Connecting To Mysql 8

I actually instanced the MySQL 8 database I'm planning to use via RDS back in early November. The security groups for the DB are setup such that it cannot be accessed by anything outside of my VPC. Both the http server and the bastion host can connect to it, but any manual SQL should only be executed from the bastion host.

To get this all up and running there were a couple of things I needed to do.

1. Update the service ini file so that it contains the correct credentials for connecting to the database.
2. Install the myself command line shell on the bastion host so that I can manually execute SQL.
3. Execute said SQL in order to create the necessary schema, user and table.

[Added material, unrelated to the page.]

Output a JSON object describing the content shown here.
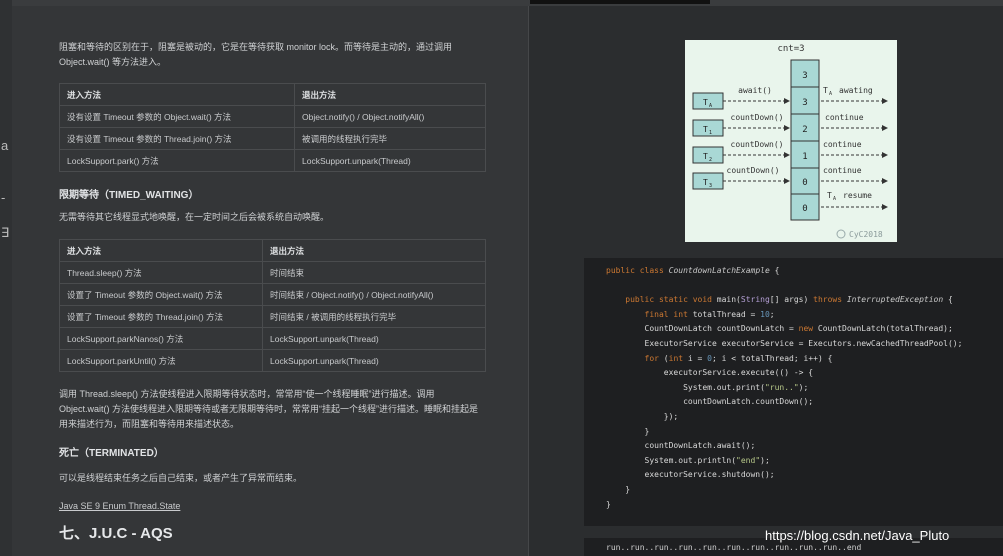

The first step was easy. I did run into a problem when I attempted to setup an alias for the DB host via the /etc/hosts file. For some reason that didn't work. Some quick googling suggested I check my file permissions, but as expected, the file is globally readable. Oh well. I just ditched that idea and moved on.

The second step was . . . more complicated. Amazon linux extras doesn't come with any mysql topics. So, I had to do some research to find a yum repository that contained what I needed and then figure out (as a yum n00b) how to actually make it so that the repository in question can be accessed.

First I found some AWS documentation that led me to believe that Amazon Linux 2 is roughly compatible with RHEL 7.

Then I found some mysql documentation that seemed to imply that if I downloaded and installed the correct rpm package, I'd be able to access a yum repository for MySQL software that's compatible with RHEL 7.

Once I did those two things, in theory I'd be able to find and install a version of the mysql client for MySQL 8 that would work on my bastion host.

And that turned out to be the case.

After that, I ran the SQL to setup the schema, user and table and VOILA my new API is fully functional (such as it is).

It doesn't do much yet, but I'll be able to use it to develop the foundation of the client application.